Sektörde sıkça kullanılan balık tutma örneği de konuyu iyi açıklıyor. Balıkçı sandalını denizin üzerinde, balıkların bol olduğu bölgelere götürmek ve balıkçılara ellerindeki oltaları nerelere atacağını göstermek sandalcının, doğru bir şekilde olta atmak ve doğru bir şekilde çekerek balıkları kaçırmadan tutmak da balıkçının görevi olmalıdır.

 Satış akışının başlangıcı

Lead – Account modeline göre çalışan firmaların satış başarıları, Lead üretim kapasitesi ve iki ayrı dönüşüm oranı üzerinden belirlenir. Bu oranların ilki Lead-Account dönüşümdür (Lead to Account conversion rate) ve bu noktadan sonra satış fırsatları yönetilmeye başlanır. Bunların kazanılma oranı da Fırsat kapatma oranını (Opportunity to Won rate) belirler.
 
 
 
Şekildeki gibi, Lead üretimi operasyonunuzun belirli bir zamanda (örneğin 1 ay) ürettiği Lead sayısına N diyelim. Yine Lead yönetim ekibiniz bunların %X kadarını Account’a dönüştürmüş olsun. Satış ekibiniz ise devraldığı bu Account’ların satış fırsatlarını yöneterek bunların %Y kadarını kazanmış olsun. Bu durumda, temsili bir gösterimle, şirketiniz bir aylık dönemde N x %X x %Y kadar gelir sağlamış olur. Satış rakamları N, X ve Y’nin değerlerinin tümüne birden bağlıdır. Bu değişkenlerin her biri satış başarınız için hayati öneme sahiptir.
 
Geleneksel olarak, satış performansından şikayetçi olan kurumlar sorunu ağırlıklı olarak fırsat kapatma oranında, yani yukarıdaki %Y değerinde arayıp diğer faktörleri gözden kaçırma eğilimindedirler. Fakat açıkça ortada ki, Lead üretimindeki performans yetersizse (N düşükse) veya örneğin kötü bir hedefleme yapıldığından yeterince Lead Account’a dönüştürülmüyorsa (%X düşükse), Fırsat kapatma oranının (%Y’nin) satışlar üzerindeki etkisi sınırlı olur. Bu yanılgı oldukça yaygındır ve Türkiye’de Salesforce.com kullanan firmaların bile bir bölümü bu yüzden Lead nesnesini eksik kullanmaktadır.
 

Bu noktada bir benzetme daha kullanılabilir. Pazarlamadan itibaren başlayan satış akışını bu yaklaşımla düşündüğümüzde, Lead yönetimi bütün satış akışını ilk başta sağlayan musluk gibidir. Satış akış şiddetinin yüksek olabilmesi için bu musluğun debisi yüksek olmalıdır.
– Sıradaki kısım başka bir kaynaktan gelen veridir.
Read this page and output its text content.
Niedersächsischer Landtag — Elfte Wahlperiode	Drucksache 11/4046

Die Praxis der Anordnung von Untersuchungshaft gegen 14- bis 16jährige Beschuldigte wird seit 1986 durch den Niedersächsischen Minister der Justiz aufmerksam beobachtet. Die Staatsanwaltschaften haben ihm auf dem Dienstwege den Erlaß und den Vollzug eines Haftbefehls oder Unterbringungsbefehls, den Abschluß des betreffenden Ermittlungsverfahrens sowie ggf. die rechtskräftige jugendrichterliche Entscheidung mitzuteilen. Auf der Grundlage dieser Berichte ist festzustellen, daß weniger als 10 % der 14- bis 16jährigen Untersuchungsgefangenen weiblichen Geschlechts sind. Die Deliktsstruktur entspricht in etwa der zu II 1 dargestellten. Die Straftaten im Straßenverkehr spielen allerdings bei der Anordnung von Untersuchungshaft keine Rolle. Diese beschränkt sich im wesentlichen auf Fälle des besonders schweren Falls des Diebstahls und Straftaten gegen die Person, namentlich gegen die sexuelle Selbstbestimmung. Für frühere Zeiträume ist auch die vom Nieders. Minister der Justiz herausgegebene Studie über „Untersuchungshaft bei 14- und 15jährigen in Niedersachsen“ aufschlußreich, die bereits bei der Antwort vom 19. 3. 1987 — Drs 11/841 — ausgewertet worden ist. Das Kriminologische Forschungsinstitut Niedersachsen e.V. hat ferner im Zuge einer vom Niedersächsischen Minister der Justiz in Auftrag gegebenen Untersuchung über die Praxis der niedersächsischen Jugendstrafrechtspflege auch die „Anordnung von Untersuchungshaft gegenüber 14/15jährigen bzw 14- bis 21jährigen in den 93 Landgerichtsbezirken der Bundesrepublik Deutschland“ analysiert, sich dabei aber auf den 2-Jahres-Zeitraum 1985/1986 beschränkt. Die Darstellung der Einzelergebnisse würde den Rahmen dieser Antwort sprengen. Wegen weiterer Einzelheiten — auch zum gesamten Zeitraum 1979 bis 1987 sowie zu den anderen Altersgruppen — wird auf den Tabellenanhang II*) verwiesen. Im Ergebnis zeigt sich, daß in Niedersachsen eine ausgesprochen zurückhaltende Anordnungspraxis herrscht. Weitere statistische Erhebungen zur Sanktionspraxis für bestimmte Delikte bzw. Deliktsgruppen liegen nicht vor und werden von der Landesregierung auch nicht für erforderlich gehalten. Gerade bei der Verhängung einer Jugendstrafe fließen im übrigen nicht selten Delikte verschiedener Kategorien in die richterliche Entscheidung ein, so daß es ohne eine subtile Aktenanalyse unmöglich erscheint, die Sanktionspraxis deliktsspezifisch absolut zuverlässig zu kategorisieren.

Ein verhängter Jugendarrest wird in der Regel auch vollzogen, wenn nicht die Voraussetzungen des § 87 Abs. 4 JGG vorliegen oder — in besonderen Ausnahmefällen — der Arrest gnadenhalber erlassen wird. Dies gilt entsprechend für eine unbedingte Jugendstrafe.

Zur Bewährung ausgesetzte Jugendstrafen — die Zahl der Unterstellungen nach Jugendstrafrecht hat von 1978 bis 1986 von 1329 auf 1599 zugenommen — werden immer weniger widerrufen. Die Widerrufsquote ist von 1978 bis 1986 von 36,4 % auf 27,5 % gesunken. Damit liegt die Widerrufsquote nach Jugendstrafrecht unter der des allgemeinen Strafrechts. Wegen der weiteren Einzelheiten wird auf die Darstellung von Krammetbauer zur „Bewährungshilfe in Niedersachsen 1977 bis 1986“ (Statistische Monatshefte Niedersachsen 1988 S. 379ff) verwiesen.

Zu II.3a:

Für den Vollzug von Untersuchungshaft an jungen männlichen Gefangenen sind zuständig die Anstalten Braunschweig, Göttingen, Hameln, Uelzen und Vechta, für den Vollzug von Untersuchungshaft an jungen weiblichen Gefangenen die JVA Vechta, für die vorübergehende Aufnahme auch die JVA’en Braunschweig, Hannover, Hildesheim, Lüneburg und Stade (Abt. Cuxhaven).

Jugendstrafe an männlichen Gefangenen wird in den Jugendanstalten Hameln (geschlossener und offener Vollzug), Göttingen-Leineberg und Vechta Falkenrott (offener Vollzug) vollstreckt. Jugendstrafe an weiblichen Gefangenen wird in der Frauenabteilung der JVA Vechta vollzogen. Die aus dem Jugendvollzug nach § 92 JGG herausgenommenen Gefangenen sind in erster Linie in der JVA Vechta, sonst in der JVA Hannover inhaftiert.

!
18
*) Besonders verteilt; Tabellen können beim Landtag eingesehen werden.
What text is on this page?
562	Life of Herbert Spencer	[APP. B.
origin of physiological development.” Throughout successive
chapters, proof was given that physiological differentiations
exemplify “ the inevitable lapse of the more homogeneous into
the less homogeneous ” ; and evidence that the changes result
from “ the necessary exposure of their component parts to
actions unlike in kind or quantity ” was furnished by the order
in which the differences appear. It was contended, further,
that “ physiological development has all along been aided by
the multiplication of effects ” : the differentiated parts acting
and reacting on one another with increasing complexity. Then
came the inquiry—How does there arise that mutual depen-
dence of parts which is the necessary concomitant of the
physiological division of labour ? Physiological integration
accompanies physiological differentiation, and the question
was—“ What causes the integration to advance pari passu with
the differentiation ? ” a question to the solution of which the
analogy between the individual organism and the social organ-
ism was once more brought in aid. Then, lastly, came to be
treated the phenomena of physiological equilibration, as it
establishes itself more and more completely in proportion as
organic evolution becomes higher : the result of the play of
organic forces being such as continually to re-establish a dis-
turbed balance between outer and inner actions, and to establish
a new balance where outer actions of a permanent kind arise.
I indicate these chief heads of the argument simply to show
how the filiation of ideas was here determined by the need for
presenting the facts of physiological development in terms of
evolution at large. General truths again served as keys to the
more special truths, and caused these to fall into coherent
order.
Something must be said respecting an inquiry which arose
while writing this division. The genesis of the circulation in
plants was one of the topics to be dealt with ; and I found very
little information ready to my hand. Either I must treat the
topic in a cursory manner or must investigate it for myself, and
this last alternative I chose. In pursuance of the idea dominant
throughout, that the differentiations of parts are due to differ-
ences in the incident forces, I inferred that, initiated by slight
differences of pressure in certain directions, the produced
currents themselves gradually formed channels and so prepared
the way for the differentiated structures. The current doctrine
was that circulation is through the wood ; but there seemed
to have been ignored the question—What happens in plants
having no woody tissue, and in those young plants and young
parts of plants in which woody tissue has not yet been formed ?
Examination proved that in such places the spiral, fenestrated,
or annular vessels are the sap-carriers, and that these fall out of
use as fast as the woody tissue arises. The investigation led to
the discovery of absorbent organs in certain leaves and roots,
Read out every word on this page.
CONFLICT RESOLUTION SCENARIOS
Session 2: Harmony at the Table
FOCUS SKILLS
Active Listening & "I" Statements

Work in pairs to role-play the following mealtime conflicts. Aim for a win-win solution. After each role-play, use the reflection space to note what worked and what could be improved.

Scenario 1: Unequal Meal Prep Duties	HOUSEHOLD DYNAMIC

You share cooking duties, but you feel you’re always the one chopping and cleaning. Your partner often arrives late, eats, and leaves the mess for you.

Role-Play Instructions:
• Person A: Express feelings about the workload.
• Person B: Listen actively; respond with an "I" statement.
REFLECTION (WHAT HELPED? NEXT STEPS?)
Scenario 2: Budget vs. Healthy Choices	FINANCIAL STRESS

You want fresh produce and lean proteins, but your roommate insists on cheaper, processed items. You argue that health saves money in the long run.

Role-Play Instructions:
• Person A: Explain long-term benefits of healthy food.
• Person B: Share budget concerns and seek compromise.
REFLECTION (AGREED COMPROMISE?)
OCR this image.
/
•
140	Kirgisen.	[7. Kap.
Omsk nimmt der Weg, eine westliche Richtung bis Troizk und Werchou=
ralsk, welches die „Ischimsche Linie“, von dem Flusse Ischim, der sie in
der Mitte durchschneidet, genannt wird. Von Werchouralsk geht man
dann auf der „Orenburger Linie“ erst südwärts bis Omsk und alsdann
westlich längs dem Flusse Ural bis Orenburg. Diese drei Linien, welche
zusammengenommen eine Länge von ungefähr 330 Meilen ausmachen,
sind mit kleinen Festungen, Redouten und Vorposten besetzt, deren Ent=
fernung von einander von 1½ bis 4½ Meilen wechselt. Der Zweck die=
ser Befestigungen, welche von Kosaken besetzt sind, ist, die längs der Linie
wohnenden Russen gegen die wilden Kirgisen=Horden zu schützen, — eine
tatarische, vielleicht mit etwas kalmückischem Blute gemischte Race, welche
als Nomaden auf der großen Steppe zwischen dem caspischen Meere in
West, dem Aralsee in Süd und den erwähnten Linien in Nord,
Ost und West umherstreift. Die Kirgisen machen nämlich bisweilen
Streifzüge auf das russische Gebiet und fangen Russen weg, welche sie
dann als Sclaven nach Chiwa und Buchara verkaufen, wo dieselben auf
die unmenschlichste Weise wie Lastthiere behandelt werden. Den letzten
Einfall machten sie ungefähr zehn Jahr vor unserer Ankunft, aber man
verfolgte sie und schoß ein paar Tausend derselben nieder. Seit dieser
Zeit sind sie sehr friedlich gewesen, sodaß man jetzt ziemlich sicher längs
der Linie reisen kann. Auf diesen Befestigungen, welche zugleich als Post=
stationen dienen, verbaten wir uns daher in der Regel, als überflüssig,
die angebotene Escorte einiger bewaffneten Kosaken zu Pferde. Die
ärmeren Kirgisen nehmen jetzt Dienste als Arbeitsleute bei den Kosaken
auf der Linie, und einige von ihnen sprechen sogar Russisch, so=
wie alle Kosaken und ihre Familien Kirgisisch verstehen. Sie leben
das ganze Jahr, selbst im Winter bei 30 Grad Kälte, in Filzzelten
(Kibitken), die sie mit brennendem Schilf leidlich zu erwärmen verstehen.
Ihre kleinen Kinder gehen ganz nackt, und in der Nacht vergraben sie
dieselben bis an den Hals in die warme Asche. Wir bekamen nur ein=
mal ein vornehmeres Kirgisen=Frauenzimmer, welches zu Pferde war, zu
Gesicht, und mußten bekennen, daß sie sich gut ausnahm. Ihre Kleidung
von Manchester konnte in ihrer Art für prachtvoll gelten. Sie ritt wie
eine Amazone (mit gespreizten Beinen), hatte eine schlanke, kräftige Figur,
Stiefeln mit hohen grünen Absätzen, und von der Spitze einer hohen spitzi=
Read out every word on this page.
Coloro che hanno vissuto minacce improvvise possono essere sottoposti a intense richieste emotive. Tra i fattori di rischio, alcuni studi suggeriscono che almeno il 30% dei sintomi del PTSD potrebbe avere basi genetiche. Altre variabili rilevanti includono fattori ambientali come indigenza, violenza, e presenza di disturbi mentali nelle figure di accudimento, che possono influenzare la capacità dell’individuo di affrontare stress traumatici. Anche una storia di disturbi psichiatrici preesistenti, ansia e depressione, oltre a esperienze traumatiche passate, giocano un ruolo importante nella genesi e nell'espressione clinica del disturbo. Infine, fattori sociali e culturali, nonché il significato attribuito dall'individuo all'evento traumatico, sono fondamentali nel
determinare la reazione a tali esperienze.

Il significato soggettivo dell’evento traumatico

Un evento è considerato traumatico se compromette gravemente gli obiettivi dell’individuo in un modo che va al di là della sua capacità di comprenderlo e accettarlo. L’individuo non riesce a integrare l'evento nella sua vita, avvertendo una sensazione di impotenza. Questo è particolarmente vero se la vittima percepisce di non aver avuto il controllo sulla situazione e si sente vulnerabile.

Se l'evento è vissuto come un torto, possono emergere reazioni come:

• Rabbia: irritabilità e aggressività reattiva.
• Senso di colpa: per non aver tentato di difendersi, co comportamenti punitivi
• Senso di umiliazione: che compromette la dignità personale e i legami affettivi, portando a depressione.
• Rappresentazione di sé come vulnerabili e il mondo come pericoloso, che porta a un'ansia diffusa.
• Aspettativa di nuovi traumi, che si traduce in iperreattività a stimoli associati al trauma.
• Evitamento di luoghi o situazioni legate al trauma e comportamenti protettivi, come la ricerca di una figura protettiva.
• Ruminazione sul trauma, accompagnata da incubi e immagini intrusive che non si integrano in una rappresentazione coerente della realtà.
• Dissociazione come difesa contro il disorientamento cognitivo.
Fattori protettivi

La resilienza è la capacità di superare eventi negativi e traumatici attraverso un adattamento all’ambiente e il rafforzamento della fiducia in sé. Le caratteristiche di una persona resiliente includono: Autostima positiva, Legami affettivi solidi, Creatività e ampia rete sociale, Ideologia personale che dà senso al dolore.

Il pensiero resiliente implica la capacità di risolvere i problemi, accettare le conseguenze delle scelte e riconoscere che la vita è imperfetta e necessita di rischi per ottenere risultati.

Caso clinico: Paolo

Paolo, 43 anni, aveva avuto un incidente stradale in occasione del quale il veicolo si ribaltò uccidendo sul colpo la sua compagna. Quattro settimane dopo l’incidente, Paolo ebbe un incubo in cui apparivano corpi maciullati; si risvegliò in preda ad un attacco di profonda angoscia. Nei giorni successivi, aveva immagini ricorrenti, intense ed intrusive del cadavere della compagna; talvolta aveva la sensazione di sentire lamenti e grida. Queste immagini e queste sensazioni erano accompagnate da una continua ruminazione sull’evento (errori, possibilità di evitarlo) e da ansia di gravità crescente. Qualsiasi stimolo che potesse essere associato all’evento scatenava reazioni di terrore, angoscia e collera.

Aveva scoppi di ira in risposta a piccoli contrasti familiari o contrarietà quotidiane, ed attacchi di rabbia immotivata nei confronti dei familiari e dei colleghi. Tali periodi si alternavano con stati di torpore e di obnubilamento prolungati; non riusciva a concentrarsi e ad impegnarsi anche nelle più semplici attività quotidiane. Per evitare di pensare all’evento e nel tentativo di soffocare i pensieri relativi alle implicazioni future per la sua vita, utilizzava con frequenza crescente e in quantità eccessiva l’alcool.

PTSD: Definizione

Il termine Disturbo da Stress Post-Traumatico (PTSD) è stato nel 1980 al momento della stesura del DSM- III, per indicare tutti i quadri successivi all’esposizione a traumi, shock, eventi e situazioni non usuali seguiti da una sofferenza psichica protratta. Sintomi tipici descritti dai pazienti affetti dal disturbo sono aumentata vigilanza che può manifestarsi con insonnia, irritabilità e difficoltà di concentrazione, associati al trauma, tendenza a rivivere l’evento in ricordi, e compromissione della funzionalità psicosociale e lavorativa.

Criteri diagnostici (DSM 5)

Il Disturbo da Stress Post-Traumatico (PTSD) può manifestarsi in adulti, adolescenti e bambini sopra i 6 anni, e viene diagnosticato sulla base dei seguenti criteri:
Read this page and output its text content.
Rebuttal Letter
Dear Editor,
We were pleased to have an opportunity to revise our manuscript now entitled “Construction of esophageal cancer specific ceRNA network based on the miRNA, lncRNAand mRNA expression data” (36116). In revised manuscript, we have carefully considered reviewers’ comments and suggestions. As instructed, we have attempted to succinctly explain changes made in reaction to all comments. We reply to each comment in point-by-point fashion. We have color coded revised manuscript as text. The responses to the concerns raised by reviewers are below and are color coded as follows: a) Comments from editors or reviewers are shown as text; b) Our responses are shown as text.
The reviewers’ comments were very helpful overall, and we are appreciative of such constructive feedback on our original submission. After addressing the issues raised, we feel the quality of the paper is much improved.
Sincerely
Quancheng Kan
Salesforce.com’dan önceki hayatında Lead yönetimi benzeri bir süreç işletmeyen kurumlar, bunu yapmaya başladıktan sonra satış rakamlarında somut artışlar bildiriyorlar.

Lead Nedir? Kimler kullanmaz?

 

Lead nesnesini iyi tanımasına rağmen Salesforce.com sisteminde bunu kullanmayı isabetli bir şekilde tercih etmeyen kurumlar da var. Bunlar için, bayi gibi belirli aracı kanallar üzerinden satış yapan ya da son müşteriye doğrudan satış yapıyor olsa da müşteri sayıları çok sık yükselmesi beklenmeyen, yeni müşteri elde etmek için bir operasyon yürütmeyen ve genellikle sipariş ile satış yapan şirketler örnek gösterilebilir.